Veronica Speedwell is a woman far ahead of her time. An orphan raised by two spinsters who took her in as a foundling, Veronica grew up with shallow roots. Her “aunts” were constantly moving from place to place, and Veronica learned to be her own companion and to ignore the social dictates of the time that so governed women. The so called feminine arts of music and embroidery and the like held no appeal for her. Instead, Veronica became a lady scientist in an age when such a choice was unheard of, and she did it with panache. Veronica is a lepidopterist, or a scientist who studies butterflies. (How many of you knew the meaning of that word, or had ever even seen it? It was totally new to me.) When Veronica finds herself on the run from people who want to take her for reasons completely unknown to her, she finds herself reluctantly teamed with Stoker, a mysterious taxidermist who wants nothing to do with her. But a murder soon has them having to join forces, even resorting to joining a traveling circus for a time to hide from those who wished them harm. They must solve the murder and figure out why Veronica is being hunted, or they might never be free.
“I am quite determined to be mistress of my own fate, Mrs. Clutterthorpe, but I do sympathize with how strange it must sound to you. It is not your fault that you are entirely devoid of imagination. I blame your education.”
My favorite element of this novel is the voice in which it is told. Veronica is, as mentioned earlier, incredibly snarky, and that comes across on every single page of this book. I found her voice and self-reliance and total faith in herself so refreshing. While Stoker was a great secondary character, Veronica was most definitely the star of the show. Remember when I said she was a woman ahead of her time? That is most apparent in her views towards sex, which were remarkably progressive for a female during the reign of Queen Victoria. She just doesn’t see the world at all as others of her period do. Veronica has no desire for a husband and a household to run and children to raise; she just wants to travel wherever adventure takes her, and hopefully collect rare butterflies along the way to sell to the highest bidder.
“Mrs. Clutterthorpe, I can hardly think of any fate worse than becoming the mother of six. Unless perhaps it were plague, and even then I am persuaded a few disfiguring buboes and possible death would be preferable to motherhood.”
I learned while reading this book. The lexicon employed by Raybourn is immense, and I added at least a dozen new words to my vocabulary. I’m also not a science person, but found the portrayal of science in A Curious Beginning thought-provoking without ever becoming too heavy to be enjoyable. Veronica is most assuredly not a dilettante, or one who merely dabbles in the sciences instead of becoming a true scientist. (See what I mean about the vocabulary?) She is a woman of science through and through, and can stand toe to toe with any male scientist on equal footing, without feeling like she is outclassed.

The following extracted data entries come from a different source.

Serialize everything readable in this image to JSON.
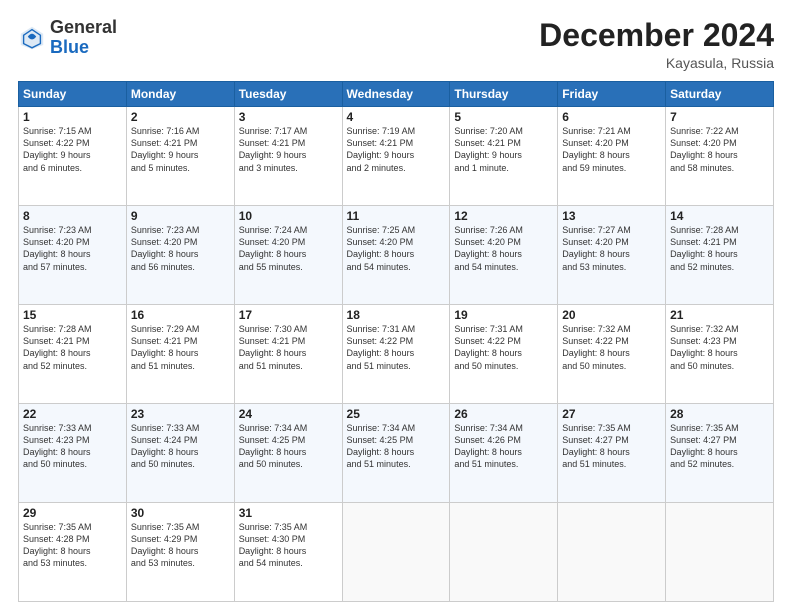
{
  "logo": {
    "text_general": "General",
    "text_blue": "Blue"
  },
  "header": {
    "month_title": "December 2024",
    "location": "Kayasula, Russia"
  },
  "days_of_week": [
    "Sunday",
    "Monday",
    "Tuesday",
    "Wednesday",
    "Thursday",
    "Friday",
    "Saturday"
  ],
  "weeks": [
    [
      {
        "day": "1",
        "lines": [
          "Sunrise: 7:15 AM",
          "Sunset: 4:22 PM",
          "Daylight: 9 hours",
          "and 6 minutes."
        ]
      },
      {
        "day": "2",
        "lines": [
          "Sunrise: 7:16 AM",
          "Sunset: 4:21 PM",
          "Daylight: 9 hours",
          "and 5 minutes."
        ]
      },
      {
        "day": "3",
        "lines": [
          "Sunrise: 7:17 AM",
          "Sunset: 4:21 PM",
          "Daylight: 9 hours",
          "and 3 minutes."
        ]
      },
      {
        "day": "4",
        "lines": [
          "Sunrise: 7:19 AM",
          "Sunset: 4:21 PM",
          "Daylight: 9 hours",
          "and 2 minutes."
        ]
      },
      {
        "day": "5",
        "lines": [
          "Sunrise: 7:20 AM",
          "Sunset: 4:21 PM",
          "Daylight: 9 hours",
          "and 1 minute."
        ]
      },
      {
        "day": "6",
        "lines": [
          "Sunrise: 7:21 AM",
          "Sunset: 4:20 PM",
          "Daylight: 8 hours",
          "and 59 minutes."
        ]
      },
      {
        "day": "7",
        "lines": [
          "Sunrise: 7:22 AM",
          "Sunset: 4:20 PM",
          "Daylight: 8 hours",
          "and 58 minutes."
        ]
      }
    ],
    [
      {
        "day": "8",
        "lines": [
          "Sunrise: 7:23 AM",
          "Sunset: 4:20 PM",
          "Daylight: 8 hours",
          "and 57 minutes."
        ]
      },
      {
        "day": "9",
        "lines": [
          "Sunrise: 7:23 AM",
          "Sunset: 4:20 PM",
          "Daylight: 8 hours",
          "and 56 minutes."
        ]
      },
      {
        "day": "10",
        "lines": [
          "Sunrise: 7:24 AM",
          "Sunset: 4:20 PM",
          "Daylight: 8 hours",
          "and 55 minutes."
        ]
      },
      {
        "day": "11",
        "lines": [
          "Sunrise: 7:25 AM",
          "Sunset: 4:20 PM",
          "Daylight: 8 hours",
          "and 54 minutes."
        ]
      },
      {
        "day": "12",
        "lines": [
          "Sunrise: 7:26 AM",
          "Sunset: 4:20 PM",
          "Daylight: 8 hours",
          "and 54 minutes."
        ]
      },
      {
        "day": "13",
        "lines": [
          "Sunrise: 7:27 AM",
          "Sunset: 4:20 PM",
          "Daylight: 8 hours",
          "and 53 minutes."
        ]
      },
      {
        "day": "14",
        "lines": [
          "Sunrise: 7:28 AM",
          "Sunset: 4:21 PM",
          "Daylight: 8 hours",
          "and 52 minutes."
        ]
      }
    ],
    [
      {
        "day": "15",
        "lines": [
          "Sunrise: 7:28 AM",
          "Sunset: 4:21 PM",
          "Daylight: 8 hours",
          "and 52 minutes."
        ]
      },
      {
        "day": "16",
        "lines": [
          "Sunrise: 7:29 AM",
          "Sunset: 4:21 PM",
          "Daylight: 8 hours",
          "and 51 minutes."
        ]
      },
      {
        "day": "17",
        "lines": [
          "Sunrise: 7:30 AM",
          "Sunset: 4:21 PM",
          "Daylight: 8 hours",
          "and 51 minutes."
        ]
      },
      {
        "day": "18",
        "lines": [
          "Sunrise: 7:31 AM",
          "Sunset: 4:22 PM",
          "Daylight: 8 hours",
          "and 51 minutes."
        ]
      },
      {
        "day": "19",
        "lines": [
          "Sunrise: 7:31 AM",
          "Sunset: 4:22 PM",
          "Daylight: 8 hours",
          "and 50 minutes."
        ]
      },
      {
        "day": "20",
        "lines": [
          "Sunrise: 7:32 AM",
          "Sunset: 4:22 PM",
          "Daylight: 8 hours",
          "and 50 minutes."
        ]
      },
      {
        "day": "21",
        "lines": [
          "Sunrise: 7:32 AM",
          "Sunset: 4:23 PM",
          "Daylight: 8 hours",
          "and 50 minutes."
        ]
      }
    ],
    [
      {
        "day": "22",
        "lines": [
          "Sunrise: 7:33 AM",
          "Sunset: 4:23 PM",
          "Daylight: 8 hours",
          "and 50 minutes."
        ]
      },
      {
        "day": "23",
        "lines": [
          "Sunrise: 7:33 AM",
          "Sunset: 4:24 PM",
          "Daylight: 8 hours",
          "and 50 minutes."
        ]
      },
      {
        "day": "24",
        "lines": [
          "Sunrise: 7:34 AM",
          "Sunset: 4:25 PM",
          "Daylight: 8 hours",
          "and 50 minutes."
        ]
      },
      {
        "day": "25",
        "lines": [
          "Sunrise: 7:34 AM",
          "Sunset: 4:25 PM",
          "Daylight: 8 hours",
          "and 51 minutes."
        ]
      },
      {
        "day": "26",
        "lines": [
          "Sunrise: 7:34 AM",
          "Sunset: 4:26 PM",
          "Daylight: 8 hours",
          "and 51 minutes."
        ]
      },
      {
        "day": "27",
        "lines": [
          "Sunrise: 7:35 AM",
          "Sunset: 4:27 PM",
          "Daylight: 8 hours",
          "and 51 minutes."
        ]
      },
      {
        "day": "28",
        "lines": [
          "Sunrise: 7:35 AM",
          "Sunset: 4:27 PM",
          "Daylight: 8 hours",
          "and 52 minutes."
        ]
      }
    ],
    [
      {
        "day": "29",
        "lines": [
          "Sunrise: 7:35 AM",
          "Sunset: 4:28 PM",
          "Daylight: 8 hours",
          "and 53 minutes."
        ]
      },
      {
        "day": "30",
        "lines": [
          "Sunrise: 7:35 AM",
          "Sunset: 4:29 PM",
          "Daylight: 8 hours",
          "and 53 minutes."
        ]
      },
      {
        "day": "31",
        "lines": [
          "Sunrise: 7:35 AM",
          "Sunset: 4:30 PM",
          "Daylight: 8 hours",
          "and 54 minutes."
        ]
      },
      null,
      null,
      null,
      null
    ]
  ]
}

“I have faith that men can be as reasonable and logical as women if they but try.”
The mystery element of A Curious Beginning was fun and fairly fast-paced, and didn’t feel like a rehash of every historical fiction novel set in Victoria England, of which there are countless. A Curious Beginning felt fresh and engaging and I was never once bored by the plot. There were times when I rolled my eyes over plot points or decisions characters made or elements of the blossoming romance, but I was always entertained.
“One cannot innovate new improvements without understanding old failures.”
Historical fiction isn’t generally my thing, but I’m very glad I made an exception for A Curious Beginning. Veronica Speedwell is an absolutely wonderful character, who I will assuredly be revisiting from time to time. This book was a perfect cozy, sweet read for someone who needs some tart humor to counteract the sweet. If you’re a historical fiction fan and have yet to read this series, I highly recommend it.